Il y a près de dix ans, Bullock a réalisé un programme de chansons sur la montée du mouvement américain des droits civiques, dans lequel elle a incorporé certaines des chansons de Baker. Le réalisateur Peter Sellars en a eu vent et lui a demandé si elle souhaitait développer davantage l’histoire mouvementée de la vie de l’illustre chanteur et danseur. Il a impliqué, entre autres, l’International Contemporary Ensemble, le compositeur Tyshawn Sorey et l’écrivain Claudia Rankine. Il y a sept ans Perle Noire pour la première fois sur scène au Ojai Music Festival en Californie. Depuis, les performances ont évolué.

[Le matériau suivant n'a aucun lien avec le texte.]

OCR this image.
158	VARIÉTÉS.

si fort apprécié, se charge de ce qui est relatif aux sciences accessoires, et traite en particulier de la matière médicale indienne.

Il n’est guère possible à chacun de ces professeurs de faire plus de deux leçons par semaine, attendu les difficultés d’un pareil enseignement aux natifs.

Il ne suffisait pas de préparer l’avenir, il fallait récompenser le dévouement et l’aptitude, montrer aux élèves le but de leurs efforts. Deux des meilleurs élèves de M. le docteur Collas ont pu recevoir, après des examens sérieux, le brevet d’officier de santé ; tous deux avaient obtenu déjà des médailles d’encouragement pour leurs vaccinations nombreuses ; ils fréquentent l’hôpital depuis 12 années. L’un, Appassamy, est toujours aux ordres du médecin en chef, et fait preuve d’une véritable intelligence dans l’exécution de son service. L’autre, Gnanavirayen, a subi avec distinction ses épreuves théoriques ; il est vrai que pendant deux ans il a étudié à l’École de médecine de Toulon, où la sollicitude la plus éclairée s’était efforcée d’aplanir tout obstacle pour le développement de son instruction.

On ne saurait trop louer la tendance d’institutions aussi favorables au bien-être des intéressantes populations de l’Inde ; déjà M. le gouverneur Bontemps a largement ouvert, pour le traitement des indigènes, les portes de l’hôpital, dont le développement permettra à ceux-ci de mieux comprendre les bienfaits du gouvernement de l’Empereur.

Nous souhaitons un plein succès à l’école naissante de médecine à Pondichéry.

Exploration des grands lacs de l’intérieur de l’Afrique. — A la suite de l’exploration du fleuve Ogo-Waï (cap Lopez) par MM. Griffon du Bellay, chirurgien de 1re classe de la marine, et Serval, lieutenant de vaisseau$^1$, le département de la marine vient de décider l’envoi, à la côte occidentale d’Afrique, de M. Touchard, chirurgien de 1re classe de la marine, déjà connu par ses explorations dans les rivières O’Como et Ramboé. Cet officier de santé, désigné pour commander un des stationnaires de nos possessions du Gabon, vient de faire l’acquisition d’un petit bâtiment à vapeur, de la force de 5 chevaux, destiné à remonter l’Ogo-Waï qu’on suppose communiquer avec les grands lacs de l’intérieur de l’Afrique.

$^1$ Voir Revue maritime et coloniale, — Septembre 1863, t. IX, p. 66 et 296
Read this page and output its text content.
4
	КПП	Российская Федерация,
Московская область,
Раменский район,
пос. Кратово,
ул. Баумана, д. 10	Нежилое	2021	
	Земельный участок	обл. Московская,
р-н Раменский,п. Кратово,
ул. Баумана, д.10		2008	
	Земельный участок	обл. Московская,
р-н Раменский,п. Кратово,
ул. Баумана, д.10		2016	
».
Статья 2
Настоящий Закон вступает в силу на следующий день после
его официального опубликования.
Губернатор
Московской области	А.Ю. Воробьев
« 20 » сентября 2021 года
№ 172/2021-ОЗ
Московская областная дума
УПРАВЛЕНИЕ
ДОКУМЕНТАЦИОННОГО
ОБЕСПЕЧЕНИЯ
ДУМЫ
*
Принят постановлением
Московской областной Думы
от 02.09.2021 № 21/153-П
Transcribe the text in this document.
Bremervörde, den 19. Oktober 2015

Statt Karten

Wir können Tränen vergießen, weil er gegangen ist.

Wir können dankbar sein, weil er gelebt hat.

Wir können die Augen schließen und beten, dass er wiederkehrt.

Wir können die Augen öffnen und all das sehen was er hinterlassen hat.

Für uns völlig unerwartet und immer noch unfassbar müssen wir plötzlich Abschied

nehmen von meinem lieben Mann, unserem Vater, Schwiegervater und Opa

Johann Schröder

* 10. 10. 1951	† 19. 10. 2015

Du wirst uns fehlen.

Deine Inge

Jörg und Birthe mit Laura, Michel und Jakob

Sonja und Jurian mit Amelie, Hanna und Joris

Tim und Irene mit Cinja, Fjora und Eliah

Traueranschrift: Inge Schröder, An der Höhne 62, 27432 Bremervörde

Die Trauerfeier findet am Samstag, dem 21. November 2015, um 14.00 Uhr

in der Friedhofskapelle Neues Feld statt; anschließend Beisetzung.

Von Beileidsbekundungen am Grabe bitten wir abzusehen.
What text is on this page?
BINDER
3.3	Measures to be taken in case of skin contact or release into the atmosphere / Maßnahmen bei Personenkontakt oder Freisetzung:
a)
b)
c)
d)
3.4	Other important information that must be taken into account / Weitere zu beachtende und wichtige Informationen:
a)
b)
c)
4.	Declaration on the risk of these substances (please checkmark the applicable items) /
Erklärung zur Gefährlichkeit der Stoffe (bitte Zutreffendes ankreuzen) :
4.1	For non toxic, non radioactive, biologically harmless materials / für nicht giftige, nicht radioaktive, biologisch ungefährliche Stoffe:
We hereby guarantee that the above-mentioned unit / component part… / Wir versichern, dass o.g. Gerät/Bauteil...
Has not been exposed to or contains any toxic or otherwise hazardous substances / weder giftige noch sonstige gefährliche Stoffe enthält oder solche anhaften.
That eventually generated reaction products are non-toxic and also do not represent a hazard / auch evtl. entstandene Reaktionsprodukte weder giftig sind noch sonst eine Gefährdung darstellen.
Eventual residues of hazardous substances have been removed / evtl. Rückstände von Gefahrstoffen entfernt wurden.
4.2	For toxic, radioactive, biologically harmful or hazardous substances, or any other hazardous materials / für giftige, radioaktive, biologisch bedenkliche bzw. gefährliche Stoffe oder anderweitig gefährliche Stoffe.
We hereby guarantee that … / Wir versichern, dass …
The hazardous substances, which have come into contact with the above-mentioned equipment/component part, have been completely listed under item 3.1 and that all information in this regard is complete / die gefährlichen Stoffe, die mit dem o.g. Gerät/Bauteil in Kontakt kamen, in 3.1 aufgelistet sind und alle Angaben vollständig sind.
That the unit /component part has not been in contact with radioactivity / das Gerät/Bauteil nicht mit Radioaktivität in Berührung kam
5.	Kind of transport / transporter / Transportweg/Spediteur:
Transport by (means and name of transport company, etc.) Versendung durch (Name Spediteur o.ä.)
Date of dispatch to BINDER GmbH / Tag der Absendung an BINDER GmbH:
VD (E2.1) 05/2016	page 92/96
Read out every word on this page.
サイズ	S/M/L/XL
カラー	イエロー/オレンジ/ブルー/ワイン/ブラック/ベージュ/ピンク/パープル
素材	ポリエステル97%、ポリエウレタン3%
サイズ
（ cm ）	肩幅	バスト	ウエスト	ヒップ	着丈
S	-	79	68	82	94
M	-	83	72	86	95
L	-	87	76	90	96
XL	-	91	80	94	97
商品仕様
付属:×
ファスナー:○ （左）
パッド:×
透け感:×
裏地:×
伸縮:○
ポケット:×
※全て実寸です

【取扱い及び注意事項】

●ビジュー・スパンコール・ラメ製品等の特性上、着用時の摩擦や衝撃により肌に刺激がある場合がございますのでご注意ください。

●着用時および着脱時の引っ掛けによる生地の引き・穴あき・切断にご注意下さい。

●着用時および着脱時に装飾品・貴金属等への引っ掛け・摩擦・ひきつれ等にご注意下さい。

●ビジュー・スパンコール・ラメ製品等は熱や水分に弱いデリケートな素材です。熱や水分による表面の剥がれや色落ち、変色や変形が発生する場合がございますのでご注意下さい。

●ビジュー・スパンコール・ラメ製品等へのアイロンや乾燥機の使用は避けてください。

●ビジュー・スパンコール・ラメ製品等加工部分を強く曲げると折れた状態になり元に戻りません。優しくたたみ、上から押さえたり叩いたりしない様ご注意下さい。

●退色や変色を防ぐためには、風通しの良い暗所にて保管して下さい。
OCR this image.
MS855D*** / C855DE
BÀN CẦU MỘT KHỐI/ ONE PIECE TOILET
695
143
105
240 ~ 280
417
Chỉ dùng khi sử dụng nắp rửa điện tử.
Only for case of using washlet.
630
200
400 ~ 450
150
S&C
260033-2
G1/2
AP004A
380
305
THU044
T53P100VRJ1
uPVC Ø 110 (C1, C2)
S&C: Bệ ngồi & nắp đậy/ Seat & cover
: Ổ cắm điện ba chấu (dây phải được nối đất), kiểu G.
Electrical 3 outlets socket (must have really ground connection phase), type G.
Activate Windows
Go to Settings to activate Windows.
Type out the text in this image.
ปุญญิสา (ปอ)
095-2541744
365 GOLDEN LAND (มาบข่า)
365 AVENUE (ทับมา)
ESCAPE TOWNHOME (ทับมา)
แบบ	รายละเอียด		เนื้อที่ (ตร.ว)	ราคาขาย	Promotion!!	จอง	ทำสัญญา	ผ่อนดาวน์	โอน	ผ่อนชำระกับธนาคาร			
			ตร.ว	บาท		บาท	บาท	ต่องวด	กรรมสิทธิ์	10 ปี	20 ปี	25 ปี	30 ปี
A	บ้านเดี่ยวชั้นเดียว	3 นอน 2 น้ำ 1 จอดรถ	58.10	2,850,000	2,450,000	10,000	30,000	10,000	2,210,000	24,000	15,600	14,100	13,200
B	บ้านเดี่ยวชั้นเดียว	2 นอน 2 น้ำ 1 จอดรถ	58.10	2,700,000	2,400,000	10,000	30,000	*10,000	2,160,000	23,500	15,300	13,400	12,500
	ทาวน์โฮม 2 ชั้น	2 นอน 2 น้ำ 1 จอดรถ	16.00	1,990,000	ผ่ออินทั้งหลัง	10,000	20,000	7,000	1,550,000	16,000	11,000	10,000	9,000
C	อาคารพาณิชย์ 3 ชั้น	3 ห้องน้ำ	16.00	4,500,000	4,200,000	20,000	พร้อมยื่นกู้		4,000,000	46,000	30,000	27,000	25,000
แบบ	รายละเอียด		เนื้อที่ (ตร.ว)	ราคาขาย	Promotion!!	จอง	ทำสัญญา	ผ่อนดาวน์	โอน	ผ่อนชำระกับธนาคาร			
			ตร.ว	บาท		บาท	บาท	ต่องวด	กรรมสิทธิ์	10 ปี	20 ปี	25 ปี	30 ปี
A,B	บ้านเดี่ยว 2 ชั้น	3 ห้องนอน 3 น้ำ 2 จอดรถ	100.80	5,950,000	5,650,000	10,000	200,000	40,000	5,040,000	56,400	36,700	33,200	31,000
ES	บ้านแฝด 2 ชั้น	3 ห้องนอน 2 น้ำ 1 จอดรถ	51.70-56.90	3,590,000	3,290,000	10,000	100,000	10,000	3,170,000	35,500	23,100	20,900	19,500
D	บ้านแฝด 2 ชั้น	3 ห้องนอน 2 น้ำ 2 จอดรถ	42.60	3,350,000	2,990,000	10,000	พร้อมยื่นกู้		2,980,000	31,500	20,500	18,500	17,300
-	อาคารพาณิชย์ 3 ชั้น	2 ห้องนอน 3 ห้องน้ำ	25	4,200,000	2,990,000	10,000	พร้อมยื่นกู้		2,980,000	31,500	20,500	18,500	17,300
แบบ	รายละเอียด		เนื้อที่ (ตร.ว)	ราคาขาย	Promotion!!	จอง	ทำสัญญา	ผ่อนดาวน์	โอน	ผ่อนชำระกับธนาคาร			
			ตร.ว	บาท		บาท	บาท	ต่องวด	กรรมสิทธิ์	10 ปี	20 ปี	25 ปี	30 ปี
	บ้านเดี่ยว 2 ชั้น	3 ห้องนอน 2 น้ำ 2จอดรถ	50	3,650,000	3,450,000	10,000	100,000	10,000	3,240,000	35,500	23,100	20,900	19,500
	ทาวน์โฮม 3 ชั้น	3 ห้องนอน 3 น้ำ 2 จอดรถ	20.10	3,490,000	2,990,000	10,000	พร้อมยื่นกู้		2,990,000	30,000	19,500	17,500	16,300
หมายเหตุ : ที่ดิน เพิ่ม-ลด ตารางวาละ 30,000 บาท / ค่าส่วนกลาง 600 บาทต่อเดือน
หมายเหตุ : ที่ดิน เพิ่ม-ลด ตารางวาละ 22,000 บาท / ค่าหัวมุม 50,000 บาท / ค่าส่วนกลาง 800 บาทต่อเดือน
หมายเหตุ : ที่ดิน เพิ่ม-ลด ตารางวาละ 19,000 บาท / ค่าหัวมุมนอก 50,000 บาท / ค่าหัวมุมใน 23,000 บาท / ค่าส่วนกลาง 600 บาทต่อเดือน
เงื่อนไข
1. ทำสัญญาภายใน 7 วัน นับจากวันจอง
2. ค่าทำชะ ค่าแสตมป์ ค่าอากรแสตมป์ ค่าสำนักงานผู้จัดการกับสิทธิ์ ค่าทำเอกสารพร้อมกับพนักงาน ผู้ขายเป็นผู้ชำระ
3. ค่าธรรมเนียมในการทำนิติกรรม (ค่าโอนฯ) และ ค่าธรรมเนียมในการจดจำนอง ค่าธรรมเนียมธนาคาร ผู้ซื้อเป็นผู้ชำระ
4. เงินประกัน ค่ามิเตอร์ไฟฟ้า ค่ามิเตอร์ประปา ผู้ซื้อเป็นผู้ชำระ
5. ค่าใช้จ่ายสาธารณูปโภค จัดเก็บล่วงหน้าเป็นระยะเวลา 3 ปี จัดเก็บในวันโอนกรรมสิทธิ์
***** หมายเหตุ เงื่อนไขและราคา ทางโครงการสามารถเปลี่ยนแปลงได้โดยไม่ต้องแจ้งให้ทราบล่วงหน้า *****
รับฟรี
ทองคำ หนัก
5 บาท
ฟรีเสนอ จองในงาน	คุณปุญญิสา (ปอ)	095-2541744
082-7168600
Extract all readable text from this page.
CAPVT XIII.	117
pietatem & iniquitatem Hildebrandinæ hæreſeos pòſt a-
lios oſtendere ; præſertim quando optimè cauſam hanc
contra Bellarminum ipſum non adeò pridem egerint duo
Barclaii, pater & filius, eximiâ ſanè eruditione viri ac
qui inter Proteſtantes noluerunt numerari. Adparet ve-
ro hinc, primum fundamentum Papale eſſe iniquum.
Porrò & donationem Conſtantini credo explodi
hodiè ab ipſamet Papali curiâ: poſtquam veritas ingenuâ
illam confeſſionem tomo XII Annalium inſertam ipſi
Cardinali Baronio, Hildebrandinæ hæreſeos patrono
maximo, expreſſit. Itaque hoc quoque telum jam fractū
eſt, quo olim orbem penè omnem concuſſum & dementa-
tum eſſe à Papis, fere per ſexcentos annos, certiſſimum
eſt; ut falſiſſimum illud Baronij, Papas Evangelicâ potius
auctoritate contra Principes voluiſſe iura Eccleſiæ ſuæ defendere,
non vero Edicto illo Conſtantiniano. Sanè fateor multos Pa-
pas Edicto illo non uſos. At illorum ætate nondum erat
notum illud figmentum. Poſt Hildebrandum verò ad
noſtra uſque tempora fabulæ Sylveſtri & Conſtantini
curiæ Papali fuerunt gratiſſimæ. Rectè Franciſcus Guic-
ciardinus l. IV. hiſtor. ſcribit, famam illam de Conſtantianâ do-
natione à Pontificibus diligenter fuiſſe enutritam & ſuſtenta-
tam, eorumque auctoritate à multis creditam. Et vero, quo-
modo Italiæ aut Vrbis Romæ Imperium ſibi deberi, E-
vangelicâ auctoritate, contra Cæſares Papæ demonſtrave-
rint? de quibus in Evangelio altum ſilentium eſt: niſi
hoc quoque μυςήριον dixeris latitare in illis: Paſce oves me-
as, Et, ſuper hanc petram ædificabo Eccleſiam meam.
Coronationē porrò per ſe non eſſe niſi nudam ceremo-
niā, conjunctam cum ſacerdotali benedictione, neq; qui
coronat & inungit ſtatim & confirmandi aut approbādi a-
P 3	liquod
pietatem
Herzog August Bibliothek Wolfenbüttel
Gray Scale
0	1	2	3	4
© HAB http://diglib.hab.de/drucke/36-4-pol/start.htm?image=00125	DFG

« La musique, les paroles et la chorégraphie restent un ensemble dynamique », déclare Bullock. « Toutes les parties contiennent un espace libre pour les interprètes. Au jour le jour, nos expériences peuvent apporter des changements. À l’origine, nous avions sept chansons et les paroles de Claudia sur Baker et ses enfants, la vision qu’elle avait d’eux et du monde.

Sentiments et histoires

Il y a trois ans, après la naissance de son deuxième enfant, Sorey a ajouté la berceuse ‘Doudou’. « Maintenant, je chante ça pour la première fois depuis que je suis moi-même devenue mère il y a quatre mois. Cela évoque de nombreux sentiments et histoires, qui ont un impact sur la performance. Quand nous avons commencé à répéter cette chanson il y a quelques jours, tôt le matin – ne me demandez pas pourquoi – je me suis plongée dans l’histoire du lynchage des femmes noires.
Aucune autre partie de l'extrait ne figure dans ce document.